Joined: 04 Sep 2007 Posts: 3507 Location: Kleptabalonian Consulate, Lake Macquarie, NSW Australia
Posted: Sat Jul 05, 2008 9:31 am Post subject: LOOMING FOOD SHORTAGES: Bigger Than Oil...
Ivan Diederhoff had the following to say over in ".. Chit Chat" yesterday -
Quote:
Now the republican agenda is blaming Biofuels for higher food costs. I love how they can swing anything back to oil companies raping the world for profit a GOOD thing.
How are people going to do their part in conservation and smart energy consumption when they will only push us into a corner and force what they want us to have in our face at greatly increased rates?
To begin, the actual blame here originated with the World Bank yesterday - and has been jumped on by the Repub's in turn, like drowning rats climbing onto the nearest flotsam - and seems to be a blatant attempt by the Oil Industry lobbyists in their turn, to find a new scapegoat (and a competing industry - to boot..) to steer attention away from their own wrongdoings...

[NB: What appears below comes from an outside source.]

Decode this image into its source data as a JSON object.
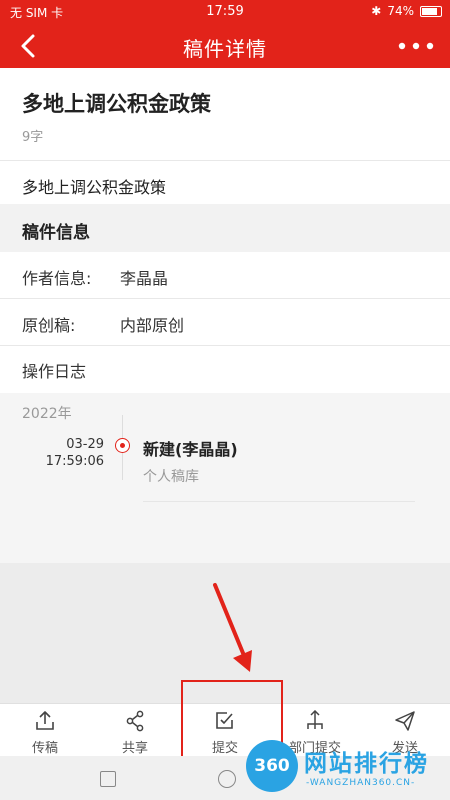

The World Bank's own actions are quite disingenuous in their own right - they have deliberately zeroed in on one single factor that was identified by the United Nations a few weeks ago, as just one part of a group of multi-factorial causes for both the current and increasing food production/distribution/shortages problems..
To wit, some of the causes of the current food shortages - as identified by those aforementioned UN/UNICEF/WHO studies, and last months summit - will include:
*ongoing droughts, bushfires;
*bad and negligent government policies - worldwide;
*climate change, storms, floods;
*loss of agricultural lands to: suburban sprawl, pollution, salinity and acid soils, erosion/desertification/deforestation, mining and oil-drilling;
*competition from 'biofuels' - i.e. ethanol, biodiesels;
*competition from alternative higher value crops - e.g. coffee, cocoa, strawberries and nut crops..

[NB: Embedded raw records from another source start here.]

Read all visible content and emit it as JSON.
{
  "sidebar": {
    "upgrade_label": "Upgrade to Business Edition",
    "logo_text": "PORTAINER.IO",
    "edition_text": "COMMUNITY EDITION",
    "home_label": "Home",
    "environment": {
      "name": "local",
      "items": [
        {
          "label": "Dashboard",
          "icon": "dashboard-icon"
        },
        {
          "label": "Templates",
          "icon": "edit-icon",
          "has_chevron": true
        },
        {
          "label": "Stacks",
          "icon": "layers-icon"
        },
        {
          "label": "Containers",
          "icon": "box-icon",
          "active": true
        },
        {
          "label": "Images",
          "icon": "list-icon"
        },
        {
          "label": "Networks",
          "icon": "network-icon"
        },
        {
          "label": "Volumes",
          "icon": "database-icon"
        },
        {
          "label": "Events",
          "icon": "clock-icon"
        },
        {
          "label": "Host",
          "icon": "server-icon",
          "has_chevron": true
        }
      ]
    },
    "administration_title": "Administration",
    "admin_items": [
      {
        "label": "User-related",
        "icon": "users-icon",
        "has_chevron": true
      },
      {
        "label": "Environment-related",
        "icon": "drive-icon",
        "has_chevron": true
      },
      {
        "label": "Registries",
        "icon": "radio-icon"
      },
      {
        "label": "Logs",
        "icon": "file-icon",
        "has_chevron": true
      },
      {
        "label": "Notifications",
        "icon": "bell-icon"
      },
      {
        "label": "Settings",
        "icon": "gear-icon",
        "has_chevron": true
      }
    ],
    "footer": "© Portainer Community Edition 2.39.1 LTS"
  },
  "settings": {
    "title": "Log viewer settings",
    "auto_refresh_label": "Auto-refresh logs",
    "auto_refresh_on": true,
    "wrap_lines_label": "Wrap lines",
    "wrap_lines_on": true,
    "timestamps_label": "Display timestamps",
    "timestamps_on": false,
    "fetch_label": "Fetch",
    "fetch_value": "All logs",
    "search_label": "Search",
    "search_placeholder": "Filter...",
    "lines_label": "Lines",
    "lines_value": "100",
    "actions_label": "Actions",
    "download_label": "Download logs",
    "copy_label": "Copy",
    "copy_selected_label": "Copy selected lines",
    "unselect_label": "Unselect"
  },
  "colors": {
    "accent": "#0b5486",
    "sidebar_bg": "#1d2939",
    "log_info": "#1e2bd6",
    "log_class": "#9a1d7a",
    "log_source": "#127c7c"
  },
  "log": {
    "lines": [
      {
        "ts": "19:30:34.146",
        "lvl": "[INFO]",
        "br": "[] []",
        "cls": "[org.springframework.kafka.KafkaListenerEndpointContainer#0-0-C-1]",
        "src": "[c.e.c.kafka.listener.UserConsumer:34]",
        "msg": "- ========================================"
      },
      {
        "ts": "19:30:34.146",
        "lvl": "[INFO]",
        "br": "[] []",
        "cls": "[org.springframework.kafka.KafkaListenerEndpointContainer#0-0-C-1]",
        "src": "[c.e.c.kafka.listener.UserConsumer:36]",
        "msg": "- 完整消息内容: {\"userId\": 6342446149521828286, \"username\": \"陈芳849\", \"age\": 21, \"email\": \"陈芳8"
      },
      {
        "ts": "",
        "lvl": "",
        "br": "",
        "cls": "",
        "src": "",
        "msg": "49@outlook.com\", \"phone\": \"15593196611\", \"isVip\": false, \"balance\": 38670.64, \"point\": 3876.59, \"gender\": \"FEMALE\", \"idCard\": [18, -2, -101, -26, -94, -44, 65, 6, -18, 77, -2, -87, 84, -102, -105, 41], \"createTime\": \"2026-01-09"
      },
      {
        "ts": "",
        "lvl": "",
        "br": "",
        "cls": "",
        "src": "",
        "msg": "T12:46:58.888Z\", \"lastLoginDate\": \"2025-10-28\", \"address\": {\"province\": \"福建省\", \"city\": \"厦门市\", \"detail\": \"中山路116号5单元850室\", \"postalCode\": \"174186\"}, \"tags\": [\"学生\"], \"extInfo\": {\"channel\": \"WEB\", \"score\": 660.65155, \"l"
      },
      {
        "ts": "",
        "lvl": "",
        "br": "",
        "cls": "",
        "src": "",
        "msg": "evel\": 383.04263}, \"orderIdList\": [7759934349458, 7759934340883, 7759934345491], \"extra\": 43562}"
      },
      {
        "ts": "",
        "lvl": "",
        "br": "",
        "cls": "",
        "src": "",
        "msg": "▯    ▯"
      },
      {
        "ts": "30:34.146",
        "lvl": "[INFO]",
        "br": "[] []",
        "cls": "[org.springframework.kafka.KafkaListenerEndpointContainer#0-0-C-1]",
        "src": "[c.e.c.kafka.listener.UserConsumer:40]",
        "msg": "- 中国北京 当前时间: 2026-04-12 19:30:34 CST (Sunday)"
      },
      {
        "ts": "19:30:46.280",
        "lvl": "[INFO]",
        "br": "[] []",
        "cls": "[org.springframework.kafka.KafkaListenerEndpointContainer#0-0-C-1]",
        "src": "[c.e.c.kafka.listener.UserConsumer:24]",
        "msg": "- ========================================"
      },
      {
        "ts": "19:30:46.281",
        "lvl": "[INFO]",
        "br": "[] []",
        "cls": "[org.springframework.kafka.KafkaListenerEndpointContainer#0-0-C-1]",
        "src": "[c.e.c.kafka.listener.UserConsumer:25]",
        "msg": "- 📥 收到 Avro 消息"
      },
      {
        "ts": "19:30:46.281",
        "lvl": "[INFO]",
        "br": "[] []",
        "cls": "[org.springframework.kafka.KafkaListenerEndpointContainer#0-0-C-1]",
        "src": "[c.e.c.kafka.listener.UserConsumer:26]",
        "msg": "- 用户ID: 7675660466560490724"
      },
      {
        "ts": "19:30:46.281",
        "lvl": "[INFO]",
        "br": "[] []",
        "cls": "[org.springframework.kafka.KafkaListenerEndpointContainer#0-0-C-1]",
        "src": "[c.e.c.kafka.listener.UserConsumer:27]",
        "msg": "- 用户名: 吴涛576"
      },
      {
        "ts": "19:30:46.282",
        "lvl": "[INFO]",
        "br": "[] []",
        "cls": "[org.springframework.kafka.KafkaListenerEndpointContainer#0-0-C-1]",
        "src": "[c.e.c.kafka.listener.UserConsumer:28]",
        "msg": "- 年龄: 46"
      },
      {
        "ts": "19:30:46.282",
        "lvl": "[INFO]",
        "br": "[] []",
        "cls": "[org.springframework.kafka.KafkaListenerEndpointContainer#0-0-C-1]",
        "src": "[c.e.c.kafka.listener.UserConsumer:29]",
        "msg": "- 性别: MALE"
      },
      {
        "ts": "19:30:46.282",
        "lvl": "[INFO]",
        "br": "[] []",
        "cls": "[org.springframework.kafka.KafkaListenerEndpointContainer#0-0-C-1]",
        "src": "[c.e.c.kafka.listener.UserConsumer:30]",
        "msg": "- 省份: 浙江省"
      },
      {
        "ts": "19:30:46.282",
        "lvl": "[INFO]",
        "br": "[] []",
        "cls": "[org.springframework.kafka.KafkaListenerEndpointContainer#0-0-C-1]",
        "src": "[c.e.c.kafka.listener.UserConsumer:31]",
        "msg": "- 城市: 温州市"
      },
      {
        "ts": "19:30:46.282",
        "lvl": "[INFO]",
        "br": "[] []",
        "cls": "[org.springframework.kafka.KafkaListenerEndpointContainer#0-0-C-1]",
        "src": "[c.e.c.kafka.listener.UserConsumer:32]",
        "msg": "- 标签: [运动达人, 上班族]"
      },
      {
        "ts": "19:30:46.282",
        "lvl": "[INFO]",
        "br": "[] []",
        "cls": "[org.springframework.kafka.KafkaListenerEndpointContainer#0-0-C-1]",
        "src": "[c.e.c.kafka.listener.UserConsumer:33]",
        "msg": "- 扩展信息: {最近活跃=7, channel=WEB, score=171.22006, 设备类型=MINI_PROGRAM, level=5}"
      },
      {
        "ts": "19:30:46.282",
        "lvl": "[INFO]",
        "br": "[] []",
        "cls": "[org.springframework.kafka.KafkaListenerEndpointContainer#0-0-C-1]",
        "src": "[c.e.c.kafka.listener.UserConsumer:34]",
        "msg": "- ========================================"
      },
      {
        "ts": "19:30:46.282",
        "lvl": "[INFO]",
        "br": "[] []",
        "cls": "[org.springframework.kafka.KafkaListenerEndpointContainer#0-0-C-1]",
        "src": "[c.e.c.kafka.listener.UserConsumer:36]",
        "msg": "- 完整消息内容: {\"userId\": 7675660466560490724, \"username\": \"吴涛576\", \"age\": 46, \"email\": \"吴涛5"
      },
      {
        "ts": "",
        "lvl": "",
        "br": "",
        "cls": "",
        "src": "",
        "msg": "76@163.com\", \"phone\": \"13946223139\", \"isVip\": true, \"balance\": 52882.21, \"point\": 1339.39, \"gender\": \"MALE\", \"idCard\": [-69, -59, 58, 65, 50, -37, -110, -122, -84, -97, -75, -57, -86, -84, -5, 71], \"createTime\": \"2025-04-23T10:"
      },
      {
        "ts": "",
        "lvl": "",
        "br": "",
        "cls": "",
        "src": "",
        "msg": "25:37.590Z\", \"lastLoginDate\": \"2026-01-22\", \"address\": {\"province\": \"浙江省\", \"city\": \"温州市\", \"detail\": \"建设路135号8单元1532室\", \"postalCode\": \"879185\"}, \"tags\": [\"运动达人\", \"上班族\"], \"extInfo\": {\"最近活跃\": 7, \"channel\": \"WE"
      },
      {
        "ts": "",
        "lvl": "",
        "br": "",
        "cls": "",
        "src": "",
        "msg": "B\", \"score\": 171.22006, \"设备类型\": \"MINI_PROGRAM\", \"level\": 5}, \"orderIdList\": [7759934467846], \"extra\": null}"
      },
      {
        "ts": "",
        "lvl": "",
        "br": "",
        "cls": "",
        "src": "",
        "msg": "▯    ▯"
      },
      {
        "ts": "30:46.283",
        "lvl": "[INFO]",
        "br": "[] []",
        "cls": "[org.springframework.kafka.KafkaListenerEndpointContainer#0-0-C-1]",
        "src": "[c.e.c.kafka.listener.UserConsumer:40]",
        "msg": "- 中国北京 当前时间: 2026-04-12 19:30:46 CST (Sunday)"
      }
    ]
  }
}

Now: All you Republican defenders line up here to defend the Oil companies, World Bank, and the American Republican machine and Right-Wing media, as they begin a new round of mistruths, outright lies, self-serving propaganda and whitewashing on this subject...
Joined: 04 Sep 2007 Posts: 3507 Location: Kleptabalonian Consulate, Lake Macquarie, NSW Australia
Posted: Sun Jul 06, 2008 1:55 pm Post subject:
Boring, boring, boring - things moving slow here, so to keep things rolling over, I'm copying the following over from a blog I'm working on elsewhere :
Farms: With the impacts of climate change, upcoming fuel shocks, and changing market forces, there must be a few radical changes in the farms and the production techniques over the next few decades to address these changing conditions – farmers will either have to relocate to new (more suitable..) areas if they want to keep faming in the same way, or drastically change their on-farm practices to adapt, if they want to stay where they are now - either way they will have to adapt the machinery, irrigation systems, crop types and husbandry practices to accommodate these changes as well; and they will have to build into their systems the flexibilities to be able to continually change and update to match this new and ever-changing new future we’re racing towards…
Those assorted intransigents, denialists and troglodytes in that minority who don’t want to change and adapt to meet this brave New World – who still want to do the same old, same old, the way their redneck and Hill Billy fathers and grandfathers before them did - will need to be prepared to meet their collective dooms, as their old worlds “crash and burn” around their ears..
The other big problem I can see raising it’s head here is the ‘economic imperative’ – in other words, how to finance these necessary changes, updates and modifications; what part possible tax breaks, subsidies and grants might have to play in this; and how to maintain fair returns and decent profits, in relation to the effort, risks and capital the farmer has invested in their farms.
Only for countries who rely on oil to import food... The USA is self sufficent when it comes to food because they grow their own....In the UK over the years money was taken away from agriculture and transfered to import...
Um, we're talking about California, the 6th largest economy in the world. 25 percent of the world's vegitable resources (not grain or corn) come from California. Again, Oh God, do I wish for a United States of the PacificRim.